Reacting to the arrest Amnesty International Nigeria called for “an immediate end to this witch-hunt.”
The International Human Right Organisation lamented that in a society where corruption is rampant, the law banning same-sex relationship being used for harassing, extorting and blackmailing.
“In a society where corruption is rampant, this law banning same-sex relationships is increasingly being used for harassment, extortion, and blackmail of people,” according to the agency’s director in Nigeria, Isa Sanusi.
Dozens of people were arrested in Nigeria on charges that they had been involved in a gay wedding.
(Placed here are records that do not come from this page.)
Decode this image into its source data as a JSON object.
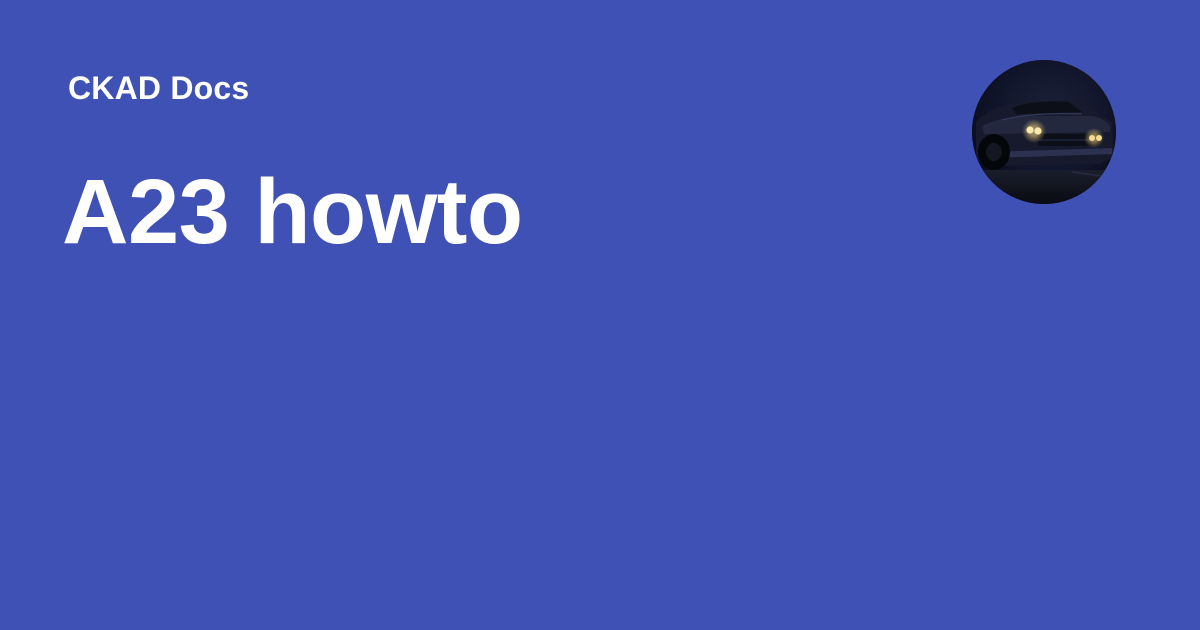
{
  "site": {
    "name": "CKAD Docs"
  },
  "page": {
    "title": "A23 howto"
  },
  "logo": {
    "icon": "car-at-night-avatar"
  },
  "colors": {
    "background": "#3f51b5",
    "text": "#ffffff"
  }
}
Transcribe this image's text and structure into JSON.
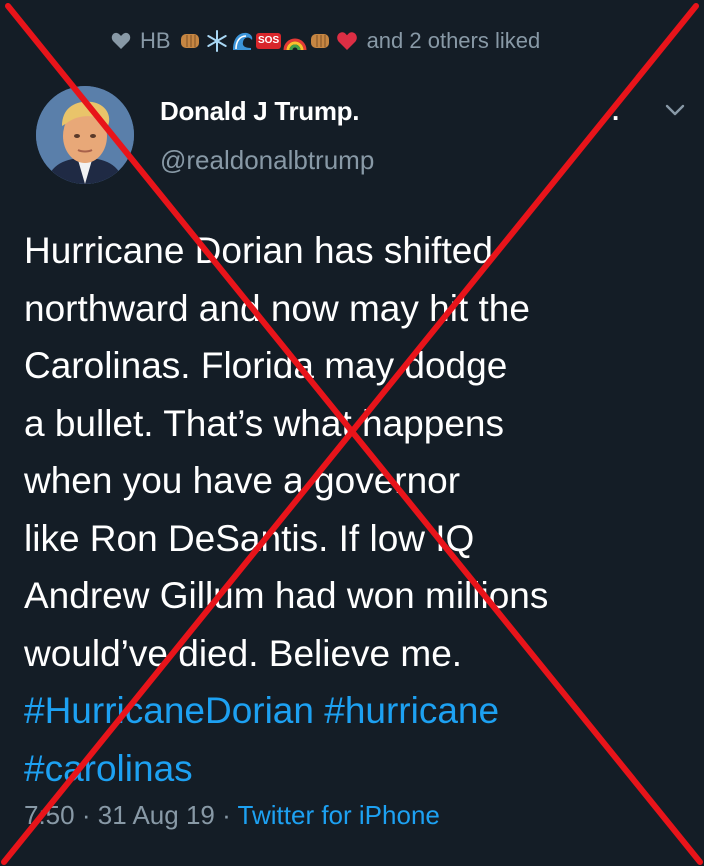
{
  "likes": {
    "liker": "HB",
    "emoji_icons": [
      "fist-emoji",
      "snowflake-emoji",
      "wave-emoji",
      "sos-emoji",
      "rainbow-emoji",
      "fist-emoji",
      "red-heart-emoji"
    ],
    "sos_text": "SOS",
    "suffix": "and 2 others liked"
  },
  "author": {
    "display_name": "Donald J Trump.",
    "handle": "@realdonalbtrump",
    "name_fragment": "."
  },
  "tweet": {
    "lines": [
      "Hurricane Dorian has shifted",
      "northward and now may hit the",
      "Carolinas. Florida may dodge",
      "a bullet. That’s what happens",
      "when you have a governor",
      "like Ron DeSantis. If low IQ",
      "Andrew Gillum had won millions",
      "would’ve died. Believe me."
    ],
    "hashtags_line1": [
      "#HurricaneDorian",
      "#hurricane"
    ],
    "hashtags_line2": [
      "#carolinas"
    ]
  },
  "meta": {
    "time": "7:50",
    "date": "31 Aug 19",
    "separator": "·",
    "source": "Twitter for iPhone"
  },
  "colors": {
    "background": "#141d26",
    "text": "#ffffff",
    "secondary": "#8899a6",
    "link": "#1da1f2",
    "cross": "#e8141a"
  }
}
Homosexuality is illegal in the most populous country on the African continent.
The police detained 67 people celebrating a same-sex wedding, one of the largest mass detentions targeting the LGBTQ+ community, the Associated Press reports.
State police spokesperson Bright Edafe told reporters Tuesday that homosexuality “will never be tolerated” in Nigeria after the “gay suspects” were apprehended in southern Delta state’s Ekpan town at about 2 a.m. Monday.
Homosexuality carries a punishment of up to 14 years imprisonment under Nigeria’s 2013 Same Sex Marriage Prohibition Act. Those who aid in a same-sex wedding are subject to 10 years in prison.
Edafe told reporters that 200 people were initially detained after police stormed a hotel in Ekpan during a gay wedding. Later, 67 of them were arrested, according to the AP.
As police paraded around the detained individuals and broadcast the procession online, one arrested person protested that they were not at the wedding. Instead, they said they were at the hotel for a different event.
According to a second person detained, he was arrested as he headed to a fashion show.
Many African countries have criminalized same-sex relationships, including Uganda, where a recently passed law makes homosexual acts punishable by death under certain circumstances.